AbstractDictionary differs from Julia's
AbstractDict in three main ways:
- Dictionaries iterate values, like an array, instead of key-value pairs.
- The indices (or
keys) of dictionary are a special kind of dictionary, much like the indices (or
keys) of an array is a special kind of array.
- Dictionaries (and their indices) by default iterate in a well-defined order based on insertion, rather than quasi-randomly based on how the hashmap was constructed.
Since the indices of a dictionary are distinct, they naturally form a set (in the mathematical sense). In Dictionaries.jl this type is represented by
AbstractIndices <: AbstractDictionary (unlike for
Dict, there was no obvious alternative spelling of
Set available). Every
AbstractIndices has the special property that it's values are the same as it's keys, so if
i ∈ indices then
indices[i] is just
From these alone, natural definitions of
reduce follow, for both indices (i.e. "sets") or dictionaries. For example, the
map operation preserves the indices and maps the values to new values. You can even
map a set of indices/keys into a new dictionary.

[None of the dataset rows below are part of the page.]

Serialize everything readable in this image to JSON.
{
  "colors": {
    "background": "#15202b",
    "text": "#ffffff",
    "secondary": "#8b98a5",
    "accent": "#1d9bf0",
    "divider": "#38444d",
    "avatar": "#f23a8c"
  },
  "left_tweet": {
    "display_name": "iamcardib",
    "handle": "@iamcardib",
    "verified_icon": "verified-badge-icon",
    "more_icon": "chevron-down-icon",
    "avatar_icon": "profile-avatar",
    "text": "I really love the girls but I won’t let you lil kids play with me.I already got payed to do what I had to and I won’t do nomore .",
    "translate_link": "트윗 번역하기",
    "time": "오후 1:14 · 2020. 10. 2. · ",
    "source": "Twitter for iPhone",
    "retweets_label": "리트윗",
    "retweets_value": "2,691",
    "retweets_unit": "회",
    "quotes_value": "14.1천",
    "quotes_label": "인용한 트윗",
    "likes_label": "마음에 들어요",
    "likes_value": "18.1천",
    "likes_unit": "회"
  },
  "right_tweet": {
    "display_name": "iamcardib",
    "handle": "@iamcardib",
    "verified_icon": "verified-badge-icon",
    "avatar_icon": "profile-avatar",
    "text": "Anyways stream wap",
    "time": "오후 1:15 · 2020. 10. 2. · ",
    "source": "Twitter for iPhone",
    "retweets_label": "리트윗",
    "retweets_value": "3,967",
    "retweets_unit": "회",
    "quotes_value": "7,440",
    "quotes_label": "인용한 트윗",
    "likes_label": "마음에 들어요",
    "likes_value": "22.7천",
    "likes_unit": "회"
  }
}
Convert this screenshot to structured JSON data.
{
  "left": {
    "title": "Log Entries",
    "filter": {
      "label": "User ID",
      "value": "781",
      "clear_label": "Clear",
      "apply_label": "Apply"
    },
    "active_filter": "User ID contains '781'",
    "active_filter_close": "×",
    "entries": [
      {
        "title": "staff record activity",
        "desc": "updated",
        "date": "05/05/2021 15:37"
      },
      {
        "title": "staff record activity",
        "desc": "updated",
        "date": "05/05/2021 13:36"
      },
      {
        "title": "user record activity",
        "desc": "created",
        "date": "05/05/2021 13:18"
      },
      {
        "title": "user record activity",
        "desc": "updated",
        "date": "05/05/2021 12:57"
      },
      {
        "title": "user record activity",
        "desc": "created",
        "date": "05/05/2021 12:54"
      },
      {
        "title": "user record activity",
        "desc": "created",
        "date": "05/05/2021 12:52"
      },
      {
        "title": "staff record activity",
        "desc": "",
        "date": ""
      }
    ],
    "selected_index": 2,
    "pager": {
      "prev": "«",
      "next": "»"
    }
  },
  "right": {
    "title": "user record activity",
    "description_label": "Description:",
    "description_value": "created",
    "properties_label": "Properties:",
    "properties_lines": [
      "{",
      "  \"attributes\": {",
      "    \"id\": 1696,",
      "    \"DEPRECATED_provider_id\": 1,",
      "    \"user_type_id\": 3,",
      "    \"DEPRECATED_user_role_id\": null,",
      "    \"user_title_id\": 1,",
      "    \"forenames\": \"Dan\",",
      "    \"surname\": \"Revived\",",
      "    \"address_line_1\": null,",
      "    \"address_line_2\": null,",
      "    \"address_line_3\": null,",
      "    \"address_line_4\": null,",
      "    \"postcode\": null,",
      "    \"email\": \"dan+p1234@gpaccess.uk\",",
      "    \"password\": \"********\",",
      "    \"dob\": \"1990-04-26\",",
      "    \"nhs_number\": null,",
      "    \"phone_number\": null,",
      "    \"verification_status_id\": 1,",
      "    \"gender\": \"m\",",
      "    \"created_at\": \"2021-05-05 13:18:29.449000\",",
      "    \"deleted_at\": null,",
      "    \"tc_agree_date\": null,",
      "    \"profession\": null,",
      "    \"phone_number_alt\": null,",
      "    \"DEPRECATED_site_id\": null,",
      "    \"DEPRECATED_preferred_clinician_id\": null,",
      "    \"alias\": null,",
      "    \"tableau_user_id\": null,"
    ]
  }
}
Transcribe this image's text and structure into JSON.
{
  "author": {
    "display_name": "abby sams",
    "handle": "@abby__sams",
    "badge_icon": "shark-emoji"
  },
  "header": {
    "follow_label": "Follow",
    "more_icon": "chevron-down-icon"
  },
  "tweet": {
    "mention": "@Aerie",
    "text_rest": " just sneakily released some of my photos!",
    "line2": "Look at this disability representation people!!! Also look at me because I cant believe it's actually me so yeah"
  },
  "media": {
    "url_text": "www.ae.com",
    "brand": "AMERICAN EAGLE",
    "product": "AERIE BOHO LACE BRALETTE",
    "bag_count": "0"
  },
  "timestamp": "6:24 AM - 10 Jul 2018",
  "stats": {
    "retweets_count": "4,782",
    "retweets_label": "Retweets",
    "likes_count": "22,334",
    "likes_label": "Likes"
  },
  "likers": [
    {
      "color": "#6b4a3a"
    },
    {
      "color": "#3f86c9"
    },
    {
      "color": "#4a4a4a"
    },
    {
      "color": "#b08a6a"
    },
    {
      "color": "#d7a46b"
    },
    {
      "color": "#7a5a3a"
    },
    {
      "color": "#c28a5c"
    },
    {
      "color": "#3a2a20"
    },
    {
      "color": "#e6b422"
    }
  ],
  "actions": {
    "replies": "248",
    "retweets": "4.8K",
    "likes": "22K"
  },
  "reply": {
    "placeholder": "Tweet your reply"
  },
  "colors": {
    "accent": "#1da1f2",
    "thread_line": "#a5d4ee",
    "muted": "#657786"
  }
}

This property leads to Dictionaries.jl's primary efficiency gain. The indices of dictionaries (i.e. the expensive part) can be shared between different dictionaries. For example, the provided hashmap
Dictionary can share its hash
Indices with other dictionaries. The values are stored in a (mostly) dense array, so operating on all the values with an operation like
reduce is as fast as it is for a similarly sized array. One can use
broadcast with multiple similar dictionaries (i.e. those that share compatible "tokens"), co-iterating values together at speed and with zero hash lookups.

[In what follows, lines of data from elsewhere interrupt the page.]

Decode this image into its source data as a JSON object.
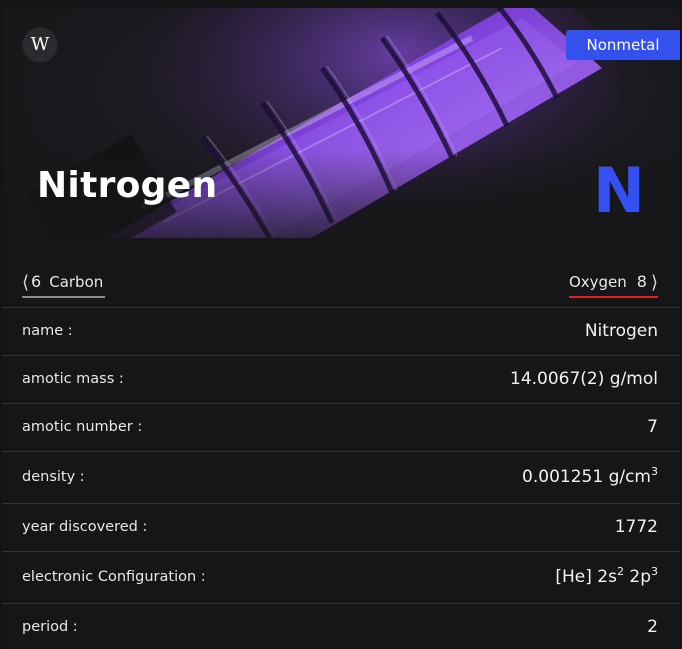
{
  "hero": {
    "wiki_icon_glyph": "W",
    "category": "Nonmetal",
    "name": "Nitrogen",
    "symbol": "N",
    "colors": {
      "accent_blue": "#3451ee",
      "glow_purple": "#8a3dff",
      "next_underline": "#e0231d"
    }
  },
  "nav": {
    "prev": {
      "number": "6",
      "name": "Carbon",
      "icon": "chevron-left-icon"
    },
    "next": {
      "number": "8",
      "name": "Oxygen",
      "icon": "chevron-right-icon"
    }
  },
  "properties": [
    {
      "label": "name :",
      "value": "Nitrogen"
    },
    {
      "label": "amotic mass :",
      "value": "14.0067(2) g/mol"
    },
    {
      "label": "amotic number :",
      "value": "7"
    },
    {
      "label": "density :",
      "value": "0.001251 g/cm",
      "sup": "3"
    },
    {
      "label": "year discovered :",
      "value": "1772"
    },
    {
      "label": "electronic Configuration :",
      "value_parts": [
        "[He] 2s",
        "2",
        " 2p",
        "3"
      ]
    },
    {
      "label": "period :",
      "value": "2"
    }
  ]
}
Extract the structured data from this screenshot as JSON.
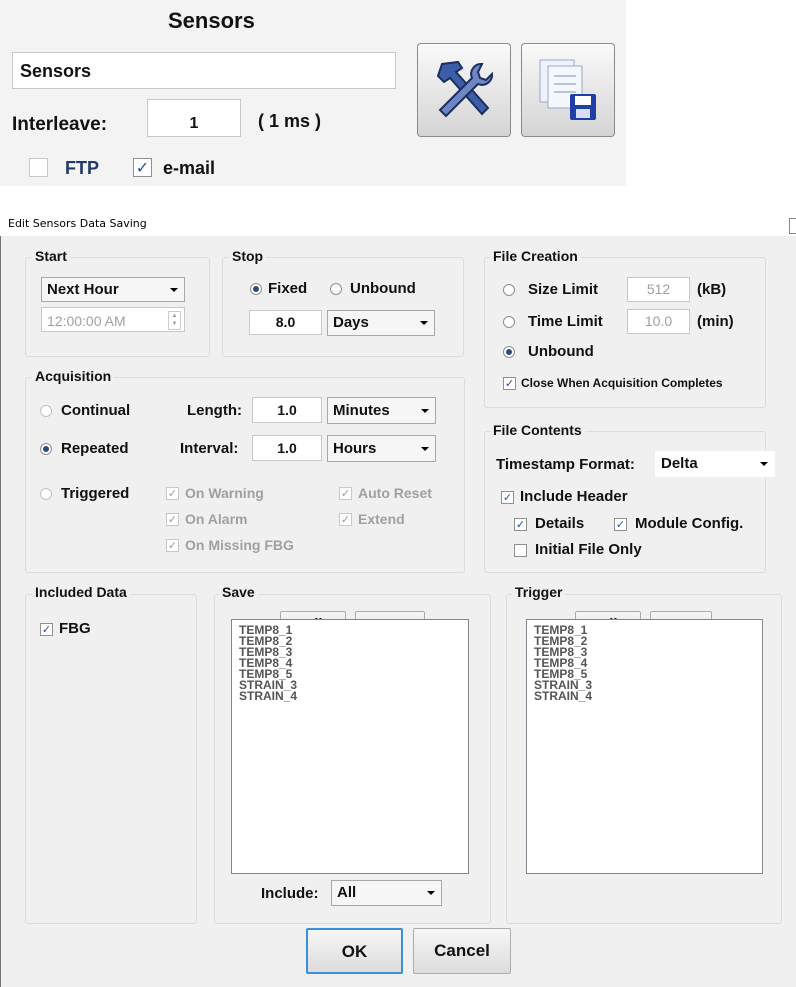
{
  "top_panel": {
    "title": "Sensors",
    "name_value": "Sensors",
    "interleave_label": "Interleave:",
    "interleave_value": "1",
    "interleave_unit": "( 1 ms )",
    "ftp_label": "FTP",
    "ftp_checked": false,
    "email_label": "e-mail",
    "email_checked": true,
    "settings_icon": "tools-icon",
    "save_icon": "save-files-icon"
  },
  "dialog": {
    "title": "Edit Sensors Data Saving",
    "start": {
      "label": "Start",
      "mode": "Next Hour",
      "time": "12:00:00 AM"
    },
    "stop": {
      "label": "Stop",
      "fixed_label": "Fixed",
      "unbound_label": "Unbound",
      "selected": "Fixed",
      "value": "8.0",
      "unit": "Days"
    },
    "file_creation": {
      "label": "File Creation",
      "size_limit_label": "Size Limit",
      "size_limit_value": "512",
      "size_limit_unit": "(kB)",
      "time_limit_label": "Time Limit",
      "time_limit_value": "10.0",
      "time_limit_unit": "(min)",
      "unbound_label": "Unbound",
      "selected": "Unbound",
      "close_label": "Close When Acquisition Completes",
      "close_checked": true
    },
    "acquisition": {
      "label": "Acquisition",
      "continual_label": "Continual",
      "repeated_label": "Repeated",
      "triggered_label": "Triggered",
      "selected": "Repeated",
      "length_label": "Length:",
      "length_value": "1.0",
      "length_unit": "Minutes",
      "interval_label": "Interval:",
      "interval_value": "1.0",
      "interval_unit": "Hours",
      "on_warning_label": "On Warning",
      "on_alarm_label": "On Alarm",
      "on_missing_label": "On Missing FBG",
      "auto_reset_label": "Auto Reset",
      "extend_label": "Extend"
    },
    "file_contents": {
      "label": "File Contents",
      "timestamp_label": "Timestamp Format:",
      "timestamp_value": "Delta",
      "include_header_label": "Include Header",
      "include_header_checked": true,
      "details_label": "Details",
      "details_checked": true,
      "module_config_label": "Module Config.",
      "module_config_checked": true,
      "initial_file_label": "Initial File Only",
      "initial_file_checked": false
    },
    "included_data": {
      "label": "Included Data",
      "fbg_label": "FBG",
      "fbg_checked": true
    },
    "save": {
      "label": "Save",
      "all_label": "All",
      "none_label": "None",
      "items": [
        "TEMP8_1",
        "TEMP8_2",
        "TEMP8_3",
        "TEMP8_4",
        "TEMP8_5",
        "STRAIN_3",
        "STRAIN_4"
      ],
      "include_label": "Include:",
      "include_value": "All"
    },
    "trigger": {
      "label": "Trigger",
      "all_label": "All",
      "none_label": "None",
      "items": [
        "TEMP8_1",
        "TEMP8_2",
        "TEMP8_3",
        "TEMP8_4",
        "TEMP8_5",
        "STRAIN_3",
        "STRAIN_4"
      ]
    },
    "ok_label": "OK",
    "cancel_label": "Cancel"
  }
}
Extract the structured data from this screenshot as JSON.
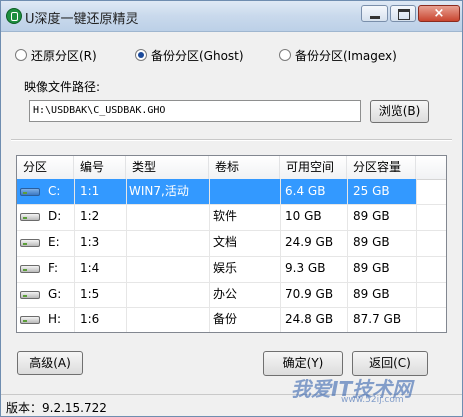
{
  "window": {
    "title": "U深度一键还原精灵",
    "close_glyph": "×"
  },
  "modes": [
    {
      "label": "还原分区(R)",
      "selected": false
    },
    {
      "label": "备份分区(Ghost)",
      "selected": true
    },
    {
      "label": "备份分区(Imagex)",
      "selected": false
    }
  ],
  "image_path": {
    "label": "映像文件路径:",
    "value": "H:\\USDBAK\\C_USDBAK.GHO",
    "browse_label": "浏览(B)"
  },
  "partition_table": {
    "columns": [
      "分区",
      "编号",
      "类型",
      "卷标",
      "可用空间",
      "分区容量"
    ],
    "rows": [
      {
        "drive": "C:",
        "id": "1:1",
        "type": "WIN7,活动",
        "label": "",
        "free": "6.4 GB",
        "size": "25 GB",
        "selected": true
      },
      {
        "drive": "D:",
        "id": "1:2",
        "type": "",
        "label": "软件",
        "free": "10 GB",
        "size": "89 GB",
        "selected": false
      },
      {
        "drive": "E:",
        "id": "1:3",
        "type": "",
        "label": "文档",
        "free": "24.9 GB",
        "size": "89 GB",
        "selected": false
      },
      {
        "drive": "F:",
        "id": "1:4",
        "type": "",
        "label": "娱乐",
        "free": "9.3 GB",
        "size": "89 GB",
        "selected": false
      },
      {
        "drive": "G:",
        "id": "1:5",
        "type": "",
        "label": "办公",
        "free": "70.9 GB",
        "size": "89 GB",
        "selected": false
      },
      {
        "drive": "H:",
        "id": "1:6",
        "type": "",
        "label": "备份",
        "free": "24.8 GB",
        "size": "87.7 GB",
        "selected": false
      }
    ]
  },
  "buttons": {
    "advanced": "高级(A)",
    "ok": "确定(Y)",
    "back": "返回(C)"
  },
  "status": {
    "version": "版本：9.2.15.722"
  },
  "watermark": {
    "text": "我爱IT技术网",
    "url": "www.52ij.com"
  }
}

We will turn our attention to some example applications of this interface, first highlighting the convenience and speed of
Dictionary for some common analytics tasks.

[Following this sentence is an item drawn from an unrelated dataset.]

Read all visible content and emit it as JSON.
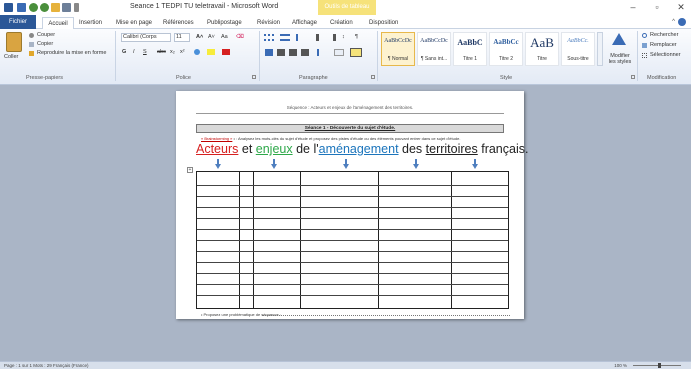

We will then see how Dictionaries.jl is used in conjunction with other packages, for example how SplitApplyCombine.jl's
group operation now supports a simple and easy split-apply-combine workflow.
Finally, we will explore recent work in TypedTables.jl which uses Dictionaries.jl to provide a table with a primary key (enabling easy lookup of rows based on data rather than an array index). The idea is similarly extended to grouped/partitioned data tables and their grouping keys.
I first used Julia to perform research during postdocs in quantum simulation, before using it in industry with a team working on various geospatial applications. Nowadays we use Julia at ELARA AI to simulate, analyze and optimize real-world businesses. I have contributed packages including StaticArrays, CoordinateTransformations, Rotations, TypedTables, SplitApplyCombine, AcceleratedArrays and Dictionaries.